Methemoglobinemia
USMLE Step 1 trap: Confuses ferric (Fe3+) state of methemoglobin with the normal ferrous (Fe2+) state. Methemoglobin contains Fe3+ (ferric) iron, which cannot bind oxygen.
Methemoglobinemia is a condition where hemoglobin iron is oxidized from Fe2+ (ferrous) to Fe3+ (ferric), rendering it unable to carry oxygen — and USMLE Step 1 tests it primarily through clinical vignettes involving cyanosis that doesn't respond to supplemental oxygen. The result is functional anemia with a left-shifted oxyhemoglobin dissociation curve, meaning even the remaining normal hemoglobin holds onto O2 more tightly. Step 1 expects you to recognize the pattern from drug exposure history (dapsone, benzocaine, nitrites, primaquine), integrate the pulse oximetry artifact, and know when methylene blue fails. The signature lab clue is 'chocolate-colored blood' that doesn't turn red on exposure to air.
The exam hits two main angles: mechanism (what changes about hemoglobin and why) and management (what antidote to use and when it fails). The tricky part is that this isn't just rote recall — Step 1 will embed it in a passage where you need to integrate the drug exposure, the cyanosis, the pulse ox reading, and the arterial blood gas to recognize the pattern. Students who memorize 'give methylene blue' without understanding the G6PD dependency get burned by the follow-up question.
The biggest cognitive traps here are the ferric/ferrous confusion and the pulse oximetry artifact.

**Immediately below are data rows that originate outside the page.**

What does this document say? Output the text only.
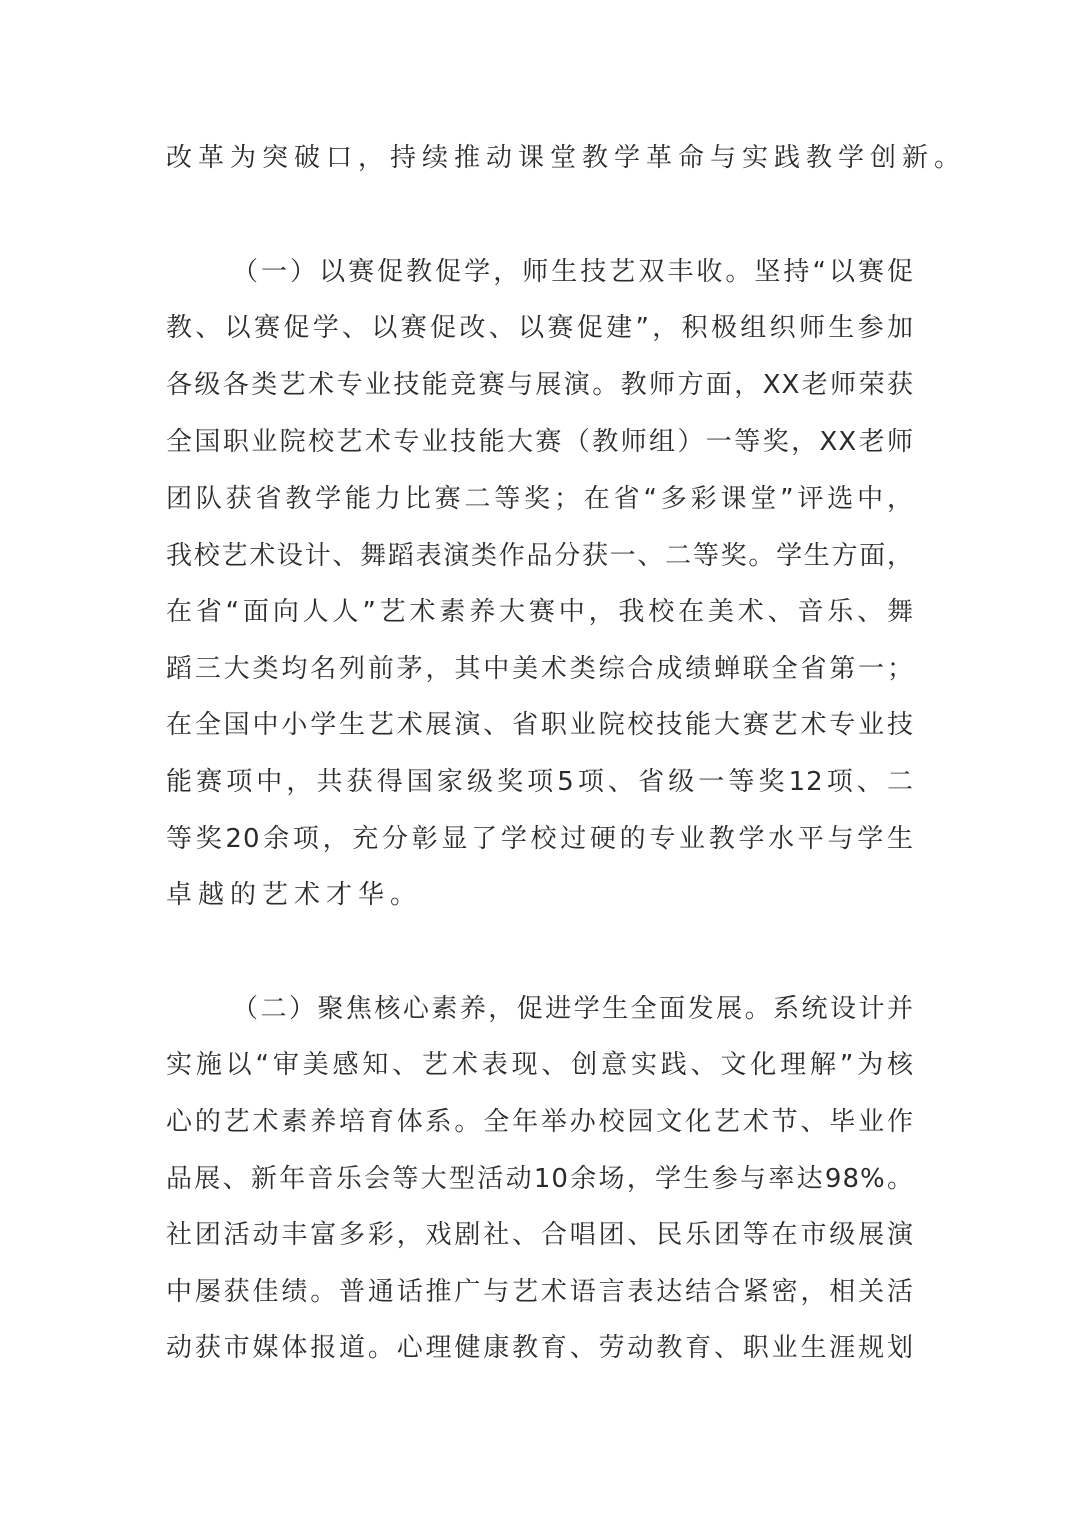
改革为突破口，持续推动课堂教学革命与实践教学创新。
（一）以赛促教促学，师生技艺双丰收。坚持“以赛促
教、以赛促学、以赛促改、以赛促建”，积极组织师生参加
各级各类艺术专业技能竞赛与展演。教师方面，XX老师荣获
全国职业院校艺术专业技能大赛（教师组）一等奖，XX老师
团队获省教学能力比赛二等奖；在省“多彩课堂”评选中，
我校艺术设计、舞蹈表演类作品分获一、二等奖。学生方面，
在省“面向人人”艺术素养大赛中，我校在美术、音乐、舞
蹈三大类均名列前茅，其中美术类综合成绩蝉联全省第一；
在全国中小学生艺术展演、省职业院校技能大赛艺术专业技
能赛项中，共获得国家级奖项5项、省级一等奖12项、二
等奖20余项，充分彰显了学校过硬的专业教学水平与学生
卓越的艺术才华。
（二）聚焦核心素养，促进学生全面发展。系统设计并
实施以“审美感知、艺术表现、创意实践、文化理解”为核
心的艺术素养培育体系。全年举办校园文化艺术节、毕业作
品展、新年音乐会等大型活动10余场，学生参与率达98%。
社团活动丰富多彩，戏剧社、合唱团、民乐团等在市级展演
中屡获佳绩。普通话推广与艺术语言表达结合紧密，相关活
动获市媒体报道。心理健康教育、劳动教育、职业生涯规划
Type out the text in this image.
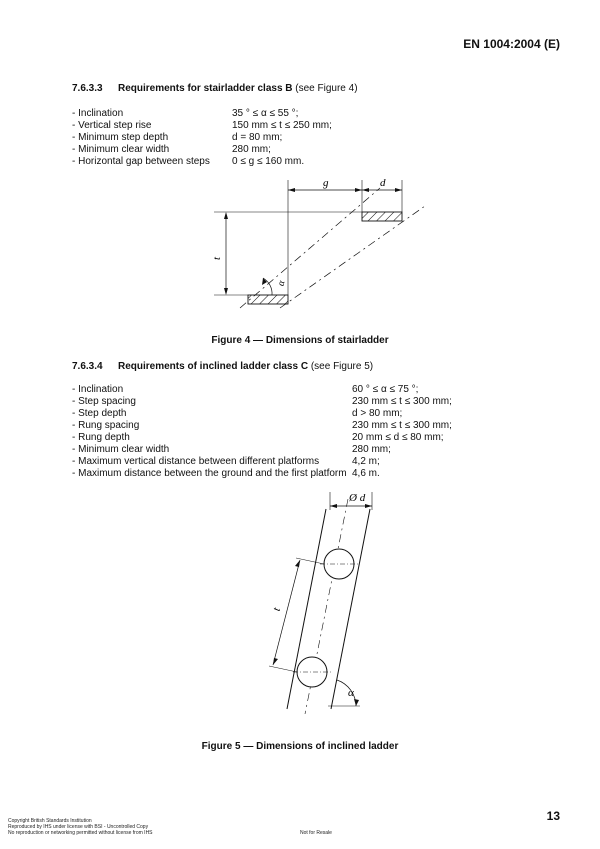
EN 1004:2004 (E)
7.6.3.3 Requirements for stairladder class B (see Figure 4)
- Inclination	35 ° ≤ α ≤ 55 °;
- Vertical step rise	150 mm ≤ t ≤ 250 mm;
- Minimum step depth	d = 80 mm;
- Minimum clear width	280 mm;
- Horizontal gap between steps	0 ≤ g ≤ 160 mm.
t
g	d
α
Figure 4 — Dimensions of stairladder
7.6.3.4 Requirements of inclined ladder class C (see Figure 5)
- Inclination	60 ° ≤ α ≤ 75 °;
- Step spacing	230 mm ≤ t ≤ 300 mm;
- Step depth	d > 80 mm;
- Rung spacing	230 mm ≤ t ≤ 300 mm;
- Rung depth	20 mm ≤ d ≤ 80 mm;
- Minimum clear width	280 mm;
- Maximum vertical distance between different platforms	4,2 m;
- Maximum distance between the ground and the first platform 4,6 m.
Ø d
t
α
Figure 5 — Dimensions of inclined ladder
Copyright British Standards Institution
Reproduced by IHS under license with BSI - Uncontrolled Copy
No reproduction or networking permitted without license from IHS	Not for Resale
13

Many students know methemoglobin is abnormal but incorrectly picture it as still Fe2+. And almost everyone trusts pulse ox readings by default — but in methemoglobinemia, the pulse ox locks in at ~85% regardless of true saturation. Recognizing that a patient looks far worse than the pulse ox suggests, or far better, is the clinical anchor the USMLE Step 1 question writers love to exploit.
A gap in most decks — fewer than half of students in our cohort have cards covering this topic.
Common misconceptions
What the exam tests
- Know the mechanism: which oxidation state of iron (Fe3+, not Fe2+) defines methemoglobin, which drugs cause it (dapsone, benzocaine, nitrites, primaquine), and why affected hemoglobin cannot carry oxygen.
- Know the management: identify methemoglobinemia from clinical clues (cyanosis unresponsive to O2, chocolate-colored blood, ~85% pulse ox), and choose the correct antidote — methylene blue first-line, ascorbic acid or exchange transfusion when G6PD deficiency is present.